Non ha usato mezze parole per commentare l’azione dell’attuale governo, guidato da Silvio Berlusconi: “Nella manovra finanziaria - ha detto - non c’è nulla di quello di cui la Sicilia ha bisogno in termini di infrastrutture e sistema viario”. Quasi a sottolineare un atteggiamento distratto dell’ esecutivo nazionale rispetto ai reali bisogni dell’Isola in termini di strumenti per lo sviluppo. Critico, inoltre, sul federalismo: “Non ho visto un conto, una cifra. Non è possibile che si possa dire sì a tutti. Bisogna vedere le cifre e capire se il federalismo, con cui siamo d’accordo, è vero o solo una bandiera che non si realizzerà mai”.
E sulle polemiche degli ultimi giorni scatenate dalle assunzioni alla Regione Siciliana, Veltroni non ha dubbi: “Mi pare ci sia una malattia radicata ed estesa che non aiuta a rendere più forte l’immagine delle istituzioni che devono essere trasparenti a cominciare da assunzioni e appalti.
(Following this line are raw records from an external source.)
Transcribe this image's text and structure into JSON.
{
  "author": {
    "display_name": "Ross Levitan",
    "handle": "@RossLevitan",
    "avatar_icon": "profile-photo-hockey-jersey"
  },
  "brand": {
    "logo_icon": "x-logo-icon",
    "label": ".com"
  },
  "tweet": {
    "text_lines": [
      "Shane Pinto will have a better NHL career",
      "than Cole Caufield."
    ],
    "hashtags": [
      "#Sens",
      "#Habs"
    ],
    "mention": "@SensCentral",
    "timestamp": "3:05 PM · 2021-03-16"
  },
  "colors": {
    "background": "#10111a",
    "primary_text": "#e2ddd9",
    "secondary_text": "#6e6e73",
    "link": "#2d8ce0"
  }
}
Gli episodi che hanno interessato la Regione Siciliana sono testimonianza di una zona di oscurità”. Una zona di oscurità che il leader del Pd ha allargato al resto del paese e, in particolar modo, ai luoghi interessati dai più recenti fatti di cronaca. “Ancora due agenti di polizia morti, ancora due vittime, in una battaglia in cui troppo spesso le forze di polizia e i magistrati vengono lasciati soli. Troppo spesso c’è un potere politico colluso con i poteri criminali, che ha grande responsabilità nel fatto che ci siano delle zone del paese in cui è in corso una guerra contro lo Stato e le istituzioni. Casal di principe è uno di questi luoghi”. Per Veltroni, “si tratta di una battaglia da vincere, ma per farlo non ci devono essere zone di oscurità. Forze dell’ordine e magistrati devono sapere che tutti i partiti sono dalla loro parte”. Veltroni non ne fa “una questione di parte ma di Stato contro i criminali”. Poi, con le parole va a Comiso per definire “intollerabile il fatto che tra i primi atti di un sindaco ci sia quello di rimuovere dall’aeroporto il nome di un combattente contro la mafia”. Si riferisce alla volontà di togliere il nome di Pio La Torre dall’aeroporto, per ripristinare la vecchia intitolazione al generale Vincenzo Magliocco. “Magliocco - ha ricordato Veltroni - partecipò al massacro di migliaia di persone e fu insignito con la medaglia d’oro al valore militare da parte del regime. L’idea che qualcuno possa intitolargli l’aeroporto non può non destare indignazione in tutto il Paese, nessuno escluso. Mi fa piacere sapere che all’Ars è stata presentata una mozione per lasciare il nome di La Torre, firmata da Pd, Mpa e Udc, mentre mi dispiace sapere che il Pdl non ha firmato, seppure, da quanto mi è stato riferito, ci sia la volontà ad appoggiarla”.
Infine, un riferimento al Pd siciliano. Che non può contare su un risultato elettorale positivo. Tutto da rifare o solo aggiustamenti da apportare? “Nell’Isola – ha concluso - ci sarà un congresso per strutturare meglio il partito. E’ necessario un forte rinnovamento. Ci sono tantissime risorse che se impegnate e messe lungo una linea di innovazione e cambiamento, lotta per la legalità, crescita economica e modernizzazione, possono dare grandi risultati”.